Let $V$ be a Banach space over $\mathbb{C}$
Let $\{v_n\}_{n \in \mathbb{N}} \subset V$ be a basic sequence in $V$
Let $v_0 \in V$ such that $v_0 \notin \{v_n\}_{n \in \mathbb{N}}$
My question is:
Is the sequence $\{v_n+v_0\}_{n \in \mathbb{N}}$ a basic sequence ?
Thanks.
Not necessarily.
Let $(e_i)$ be the standard unit vector basis of $\ell_2$. Take $v_n=e_{n+1}$ for $n\ge1$ and $v_0=e_1$. Then $(v_n)_{n=1}^\infty$ is a basic sequence whose closed linear span does not contain $e_1$.

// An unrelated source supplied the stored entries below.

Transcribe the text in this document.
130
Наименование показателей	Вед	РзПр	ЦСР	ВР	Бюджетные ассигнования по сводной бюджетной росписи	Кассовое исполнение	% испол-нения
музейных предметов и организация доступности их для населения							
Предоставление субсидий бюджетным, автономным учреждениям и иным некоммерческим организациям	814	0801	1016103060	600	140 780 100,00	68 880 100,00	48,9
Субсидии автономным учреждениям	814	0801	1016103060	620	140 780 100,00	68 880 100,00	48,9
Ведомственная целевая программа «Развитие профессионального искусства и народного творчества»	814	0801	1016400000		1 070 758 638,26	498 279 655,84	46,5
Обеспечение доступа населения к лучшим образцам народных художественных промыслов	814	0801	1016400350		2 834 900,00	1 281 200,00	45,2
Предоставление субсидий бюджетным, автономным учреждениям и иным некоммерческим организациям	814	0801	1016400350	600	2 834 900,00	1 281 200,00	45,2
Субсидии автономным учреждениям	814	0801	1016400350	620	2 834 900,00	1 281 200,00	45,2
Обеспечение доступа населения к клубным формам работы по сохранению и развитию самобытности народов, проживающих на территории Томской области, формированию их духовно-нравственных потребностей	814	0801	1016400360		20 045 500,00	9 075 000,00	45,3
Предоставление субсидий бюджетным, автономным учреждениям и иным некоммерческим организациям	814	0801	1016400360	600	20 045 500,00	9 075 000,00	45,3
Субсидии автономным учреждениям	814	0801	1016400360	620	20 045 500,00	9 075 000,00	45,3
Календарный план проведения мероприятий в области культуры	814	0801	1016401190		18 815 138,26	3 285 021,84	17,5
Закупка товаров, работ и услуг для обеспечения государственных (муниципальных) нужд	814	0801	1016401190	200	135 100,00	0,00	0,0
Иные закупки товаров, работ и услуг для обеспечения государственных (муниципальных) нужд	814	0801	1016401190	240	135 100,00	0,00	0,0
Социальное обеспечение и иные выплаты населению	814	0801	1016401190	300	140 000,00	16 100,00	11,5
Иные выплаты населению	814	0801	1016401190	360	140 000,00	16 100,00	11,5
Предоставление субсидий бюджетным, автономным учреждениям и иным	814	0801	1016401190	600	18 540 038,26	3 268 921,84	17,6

Let $y_n=v_n+v_0$ for $n\ge1$. Note that for each $n$, the norm of $$e_1-\sum_{i=1}^n{1\over n} y_n=(0,\underbrace{ 1/n,1/n,\ldots,1/n,}_{(n-1)\rm - terms}\ 0,\ldots)$$ is $\sqrt{(n-1)/n^2}$. It follows from this that $e_1$ is in the closed linear span of the $y_i$.

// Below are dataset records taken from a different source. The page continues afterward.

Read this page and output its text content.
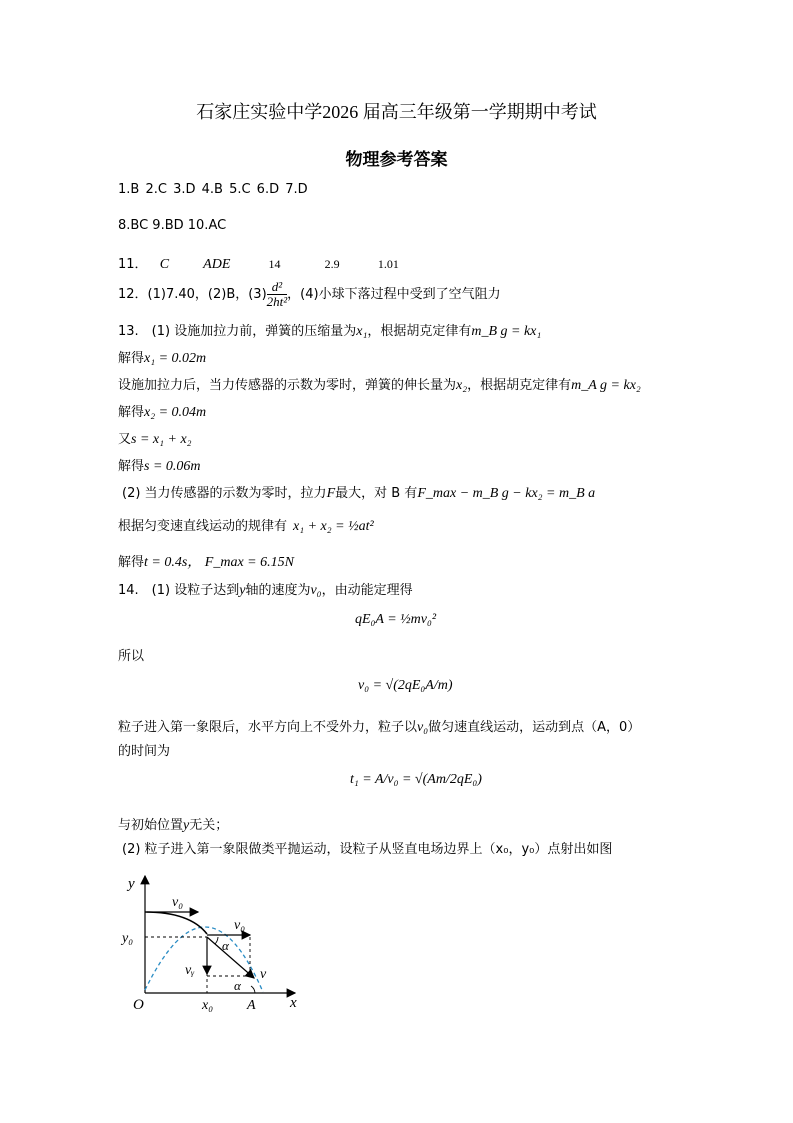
石家庄实验中学2026 届高三年级第一学期期中考试
物理参考答案
1.B 2.C 3.D 4.B 5.C 6.D 7.D
8.BC 9.BD 10.AC
11． C ADE	14	2.9	1.01
12．(1)7.40，(2)B，$(3) \frac{\text{d²}}{\text{2ht²}}$ ，(4)小球下落过程中受到了空气阻力
13.　(1) 设施加拉力前，弹簧的压缩量为x₁，根据胡克定律有m_B g = kx₁
解得x₁ = 0.02m
设施加拉力后，当力传感器的示数为零时，弹簧的伸长量为x₂，根据胡克定律有m_A g = kx₂
解得x₂ = 0.04m
又s = x₁ + x₂
解得s = 0.06m
(2) 当力传感器的示数为零时，拉力F最大，对 B 有F_max − m_B g − kx₂ = m_B a
根据匀变速直线运动的规律有 x₁ + x₂ = ½at²
解得t = 0.4s， F_max = 6.15N
14.　(1) 设粒子达到y轴的速度为v₀，由动能定理得
qE₀A = ½mv₀²
所以
v₀ = √(2qE₀A/m)
粒子进入第一象限后，水平方向上不受外力，粒子以v₀做匀速直线运动，运动到点（A，0）
的时间为
t₁ = A/v₀ = √(Am/2qE₀)
与初始位置y无关；
(2) 粒子进入第一象限做类平抛运动，设粒子从竖直电场边界上（x₀，y₀）点射出如图
y
x
O
v₀
v₀
y₀
vᵧ	v
x₀ A
α
α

But, a moment's thought reveals that $e_1$ cannot be written in the form $\sum\alpha_i y_i$; thus, $(y_i)$ is not basic.
(Alternatively, one can show the projections associated to $(y_i)$ are not uniformly bounded; see my comment above.)